# hunting for treasure on an infinite grid

You are hunting for treasure located at some point on an infinite square grid. You have two tools: a pointer, which points toward the treasure; and a shovel, which you can use to dig for it. Here's the catch: both tools are imperfect. The pointer might point toward the treasure or it might be off by up to 60 degrees. And the shovel will break if you try to dig in five different places.

Can you find the treasure?

FINE PRINT:

• The treasure is guaranteed to be at a point of the grid.
• You can use the pointer from any point of the grid.
• If you use the pointer while you are standing on top of the treasure it can point in any direction. Otherwise it will point in a direction within 60 degrees of the direction to the treasure.
• You can only find the treasure by digging it up with the shovel, and you can only use the shovel four times.
• When you say "the pointer can be off by up to 60°", do you mean that there's some static error $-\frac{\pi}{3} \leq \theta _0 \leq \frac{\pi}{3}$ such that no matter where you're located, if the angle from you to the treasure is $\theta$, the pointer will read $\theta + \theta _0$? If so, one can easily locate the treasure by measuring $d\theta$ along some quadrature in the neighbourhood of your present location and continually moving in the direction of increasing $d\theta$. – COTO Jun 14 '15 at 21:15
• I'll cover a case of the proof of finding it: Suppose the shovel is neodymium. Then, align the compass so that the error is $0^\circ$, and we are done. $Q.E.D.$ (I'll leave it to you guys to find out the rest of the cases ;)) – Conor O'Brien Jun 14 '15 at 23:59

It is

possible

Proof:

Forget where the pointer is telling you the treasure is, look at where it can't be.

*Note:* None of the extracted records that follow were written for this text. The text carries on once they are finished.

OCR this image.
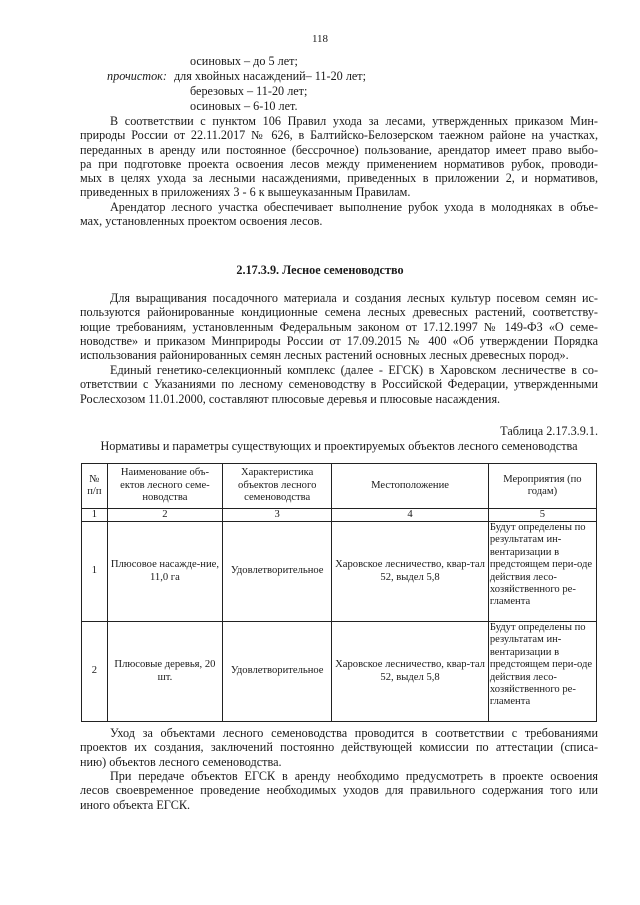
118
осиновых – до 5 лет;
прочисток: для хвойных насаждений– 11-20 лет;
березовых – 11-20 лет;
осиновых – 6-10 лет.
В соответствии с пунктом 106 Правил ухода за лесами, утвержденных приказом Мин-
природы России от 22.11.2017 № 626, в Балтийско-Белозерском таежном районе на участках,
переданных в аренду или постоянное (бессрочное) пользование, арендатор имеет право выбо-
ра при подготовке проекта освоения лесов между применением нормативов рубок, проводи-
мых в целях ухода за лесными насаждениями, приведенных в приложении 2, и нормативов,
приведенных в приложениях 3 - 6 к вышеуказанным Правилам.
Арендатор лесного участка обеспечивает выполнение рубок ухода в молодняках в объе-
мах, установленных проектом освоения лесов.
2.17.3.9. Лесное семеноводство
Для выращивания посадочного материала и создания лесных культур посевом семян ис-
пользуются районированные кондиционные семена лесных древесных растений, соответству-
ющие требованиям, установленным Федеральным законом от 17.12.1997 № 149-ФЗ «О семе-
новодстве» и приказом Минприроды России от 17.09.2015 № 400 «Об утверждении Порядка
использования районированных семян лесных растений основных лесных древесных пород».
Единый генетико-селекционный комплекс (далее - ЕГСК) в Харовском лесничестве в со-
ответствии с Указаниями по лесному семеноводству в Российской Федерации, утвержденными
Рослесхозом 11.01.2000, составляют плюсовые деревья и плюсовые насаждения.
Таблица 2.17.3.9.1.
Нормативы и параметры существующих и проектируемых объектов лесного семеноводства
№ п/п	Наименование объ-ектов лесного семе-новодства	Характеристика объектов лесного семеноводства	Местоположение	Мероприятия (по годам)
1	2	3	4	5
1	Плюсовое насажде-ние, 11,0 га	Удовлетворительное	Харовское лесничество, квар-тал 52, выдел 5,8	Будут определены по результатам ин-вентаризации в предстоящем пери-оде действия лесо-хозяйственного ре-гламента
2	Плюсовые деревья, 20 шт.	Удовлетворительное	Харовское лесничество, квар-тал 52, выдел 5,8	Будут определены по результатам ин-вентаризации в предстоящем пери-оде действия лесо-хозяйственного ре-гламента
Уход за объектами лесного семеноводства проводится в соответствии с требованиями
проектов их создания, заключений постоянно действующей комиссии по аттестации (списа-
нию) объектов лесного семеноводства.
При передаче объектов ЕГСК в аренду необходимо предусмотреть в проекте освоения
лесов своевременное проведение необходимых уходов для правильного содержания того или
иного объекта ЕГСК.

For every pointing, there is a 120 degree region (centred opposite the pointing) that the treasure cannot be in. If we travel along the x-axis (back and forth, in increasing steps, so that we will definitely pass the y co-ordinate of the treasure) we will eventually exclude one half of the grid, divided along the line we have walked. Call this procedure a chop

We now chop along the y-axis. Assuming wlog that the treasure is in quadrant 1 (or the boundary line), we now chop increasingly large values of y until we find an upper bound for y. Repeat for x. We have now bounded the treasure on four sides. Walk the points 1 unit from the boundary, excluding them or finding we cannot exclude them until we have a 5x5 square of points.

Now let's revert to looking at what the pointing tells us. The outer points tell us nothing other than 'in this central 3x3 region' (120 degrees can cover the entire 3x3 square from any of those points).

Within the 3x3 region, the corners can point such that they cover all 9 points. The sides can cover 7 points; they must exclude an adjacent corner and side. These cannot all coincide, there are at least 2 pairs of side and corner removed like this.

.XX
.XX
..X


Now, whatever the pointing at the central point, it cannot cover both the upper left and the lowest X (135 degrees), so one of these is excluded. At this stage, we have only 4 points left so we get digging!

• You mean a 240 degree region, 120 both ways from the center. – Hurkyl Jun 14 '15 at 23:31
• @Hurkyl No, I'm saying that there is a specific 120 degree region for each pointing that must be excluded, no matter where the pointer chooses. – frodoskywalker Jun 15 '15 at 7:39
• Each pointing excludes a $240^\circ$ arc. I think I've worked out what you're trying to say, though: your analysis is ignoring the information that was actually given to you, and is instead working with the $120^\circ$ arc that would be excluded no matter what the result of pointing was. – Hurkyl Jun 15 '15 at 7:51
• Yes, that's what I was trying to say. I'll edit to clarify in a few hours. – frodoskywalker Jun 15 '15 at 8:00

Here's an image of what's happening:

From the picture (red = target, black = current position), it can be seen that:

At a worst case scenario, when walking within 60 degrees of the target, the new distance to the target (red line) is decreased. By continually walking in the direction that the pointer points to, the distance to the object will be decreased at a logarithmic rate. I'm not sure the exact point can be determined even if you can always get closer. I'll leave this as a partial answer unless there are any clarifications.